Горский был не только исследователем, не только мастером, но и учителем. Был учителем несравненным, учил же словом и житием, учил не только на кафедре, но и в библиотеке (он был библиотекарем в академии все время своей профессуры, до назначения ректором). Он умел пробуждать у студентов ученый энтузиазм, умел пробуждать в них историческое чувство, умел завлекать их в историческую работу, — и всегда по источникам. Он внимательно следил за своими и за чужими учениками, помогая им советами или учеными остережениями. Он любил работать для других. «В Московской духовной академии ходит предание, что поразительный блеск канонического и исторического обоснования в знаменитых резолюциях Филарета во многом обязан Горскому». Много поработал Горский над русским Новым Заветом. Горский помагал Сергию, впоследствии архиепископу Владимирскому, в его работе над «Полным месяцесловом Востока». О помощи Горского Филарету Гумилевскому уже было сказано. Влияние его чувствуется и во многом другом. Именно он навел Голубинского на мысль исходить в реконструкции устройства и быта древней русской Церкви из византийского материала, — образцы такого сравнительного анализа он и сам давал в своих лекциях. Горским подсказан и метод Каптерева169 в его работах по истории патр. Никона и его времени, — Каптерев использовал и подобранные уже Горским материалы...

Горский сумел создать ученое движение в академии. Личным примером своим он свидетельствовал и напоминал, что наука есть подвиг и служение...

В Московской академии создалась школа историков. Прежде всего нужно назвать Ε. Ε. Голубинского170 (1834-1912). Он не любил признаваться, сколь многим он обязан в своей работе Горскому.

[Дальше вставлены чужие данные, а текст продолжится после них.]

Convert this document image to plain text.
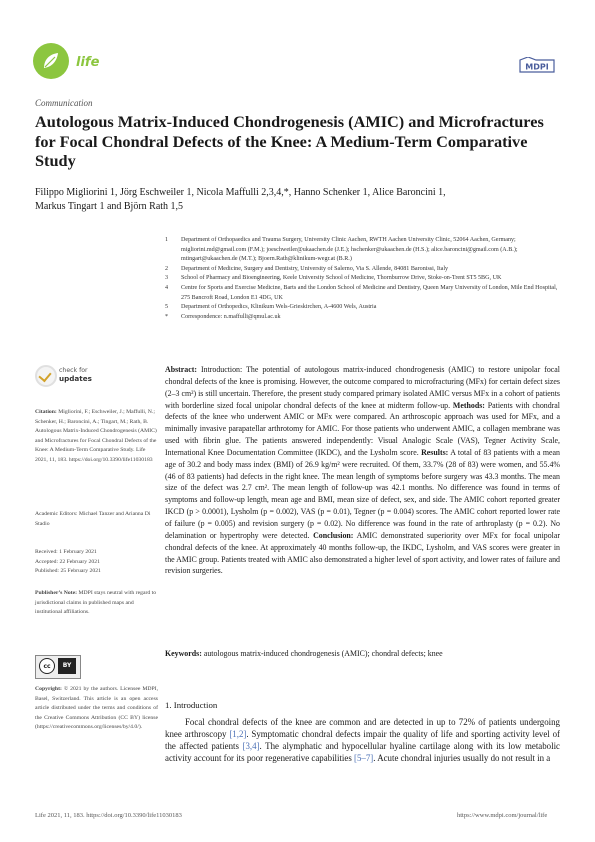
life	MDPI
Communication
Autologous Matrix-Induced Chondrogenesis (AMIC) and Microfractures for Focal Chondral Defects of the Knee: A Medium-Term Comparative Study
Filippo Migliorini 1, Jörg Eschweiler 1, Nicola Maffulli 2,3,4,*, Hanno Schenker 1, Alice Baroncini 1,
Markus Tingart 1 and Björn Rath 1,5
1	Department of Orthopaedics and Trauma Surgery, University Clinic Aachen, RWTH Aachen University Clinic, 52064 Aachen, Germany; migliorini.md@gmail.com (F.M.); joeschweiler@ukaachen.de (J.E.); hschenker@ukaachen.de (H.S.); alice.baroncini@gmail.com (A.B.); mtingart@ukaachen.de (M.T.); Bjoern.Rath@klinikum-wegr.at (B.R.)
2	Department of Medicine, Surgery and Dentistry, University of Salerno, Via S. Allende, 84081 Baronissi, Italy
3	School of Pharmacy and Bioengineering, Keele University School of Medicine, Thornburrow Drive, Stoke-on-Trent ST5 5BG, UK
4	Centre for Sports and Exercise Medicine, Barts and the London School of Medicine and Dentistry, Queen Mary University of London, Mile End Hospital, 275 Bancroft Road, London E1 4DG, UK
5	Department of Orthopedics, Klinikum Wels-Grieskirchen, A-4600 Wels, Austria
*	Correspondence: n.maffulli@qmul.ac.uk
Abstract: Introduction: The potential of autologous matrix-induced chondrogenesis (AMIC) to restore unipolar focal chondral defects of the knee is promising. However, the outcome compared to microfracturing (MFx) for certain defect sizes (2–3 cm²) is still uncertain. Therefore, the present study compared primary isolated AMIC versus MFx in a cohort of patients with borderline sized focal unipolar chondral defects of the knee at midterm follow-up. Methods: Patients with chondral defects of the knee who underwent AMIC or MFx were compared. An arthroscopic approach was used for MFx, and a minimally invasive parapatellar arthrotomy for AMIC. For those patients who underwent AMIC, a collagen membrane was used with fibrin glue. The patients answered independently: Visual Analogic Scale (VAS), Tegner Activity Scale, International Knee Documentation Committee (IKDC), and the Lysholm score. Results: A total of 83 patients with a mean age of 30.2 and body mass index (BMI) of 26.9 kg/m² were recruited. Of them, 33.7% (28 of 83) were women, and 55.4% (46 of 83 patients) had defects in the right knee. The mean length of symptoms before surgery was 43.3 months. The mean size of the defect was 2.7 cm². The mean length of follow-up was 42.1 months. No difference was found in terms of symptoms and follow-up length, mean age and BMI, mean size of defect, sex, and side. The AMIC cohort reported greater IKCD (p > 0.0001), Lysholm (p = 0.002), VAS (p = 0.01), Tegner (p = 0.004) scores. The AMIC cohort reported lower rate of failure (p = 0.005) and revision surgery (p = 0.02). No difference was found in the rate of arthroplasty (p = 0.2). No delamination or hypertrophy were detected. Conclusion: AMIC demonstrated superiority over MFx for focal unipolar chondral defects of the knee. At approximately 40 months follow-up, the IKDC, Lysholm, and VAS scores were greater in the AMIC group. Patients treated with AMIC also demonstrated a higher level of sport activity, and lower rates of failure and revision surgeries.
Keywords: autologous matrix-induced chondrogenesis (AMIC); chondral defects; knee
check for
updates
Citation: Migliorini, F.; Eschweiler, J.; Maffulli, N.; Schenker, H.; Baroncini, A.; Tingart, M.; Rath, B. Autologous Matrix-Induced Chondrogenesis (AMIC) and Microfractures for Focal Chondral Defects of the Knee: A Medium-Term Comparative Study. Life 2021, 11, 183. https://doi.org/10.3390/life11030183
Academic Editors: Michael Tanzer and Arianna Di Stadio
Received: 1 February 2021
Accepted: 22 February 2021
Published: 25 February 2021
Publisher’s Note: MDPI stays neutral with regard to jurisdictional claims in published maps and institutional affiliations.
cc	BY
Copyright: © 2021 by the authors. Licensee MDPI, Basel, Switzerland. This article is an open access article distributed under the terms and conditions of the Creative Commons Attribution (CC BY) license (https://creativecommons.org/licenses/by/4.0/).
1. Introduction
Focal chondral defects of the knee are common and are detected in up to 72% of patients undergoing knee arthroscopy [1,2]. Symptomatic chondral defects impair the quality of life and sporting activity level of the affected patients [3,4]. The alymphatic and hypocellular hyaline cartilage along with its low metabolic activity account for its poor regenerative capabilities [5–7]. Acute chondral injuries usually do not result in a
Life 2021, 11, 183. https://doi.org/10.3390/life11030183	https://www.mdpi.com/journal/life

Он был совсем другого духа. Голубинский принадлежал к тому поколению, из которого выходили вожди нигилизма. Есть что-то от этого неисторического обличительства и у него, в самом его историческом методе, в самой психологии его исторической работы. Это, прежде всего, его мнительная недоверчивость, почти подозрительность в отношении к источникам. Он точно удивляется всякий раз, когда убеждается в надежности и достоверности своих источников или памятников. Он всюду ожидает встретить подделки, подлоги, искажения, недостоверные сказания, сyeверные слухи, поверия, легенды. Он всегда предполагает возможность намеренного обмана. Это у него очень яркая черточка от просветительства...

Житейскую недоверчивость и подозрительность Голубинский превращает в исторический метод. «Истории лгущей», которая других обманывает, сама не обманываясь, он хочет противопоставить «историю настоящую», правдивую и трезвую...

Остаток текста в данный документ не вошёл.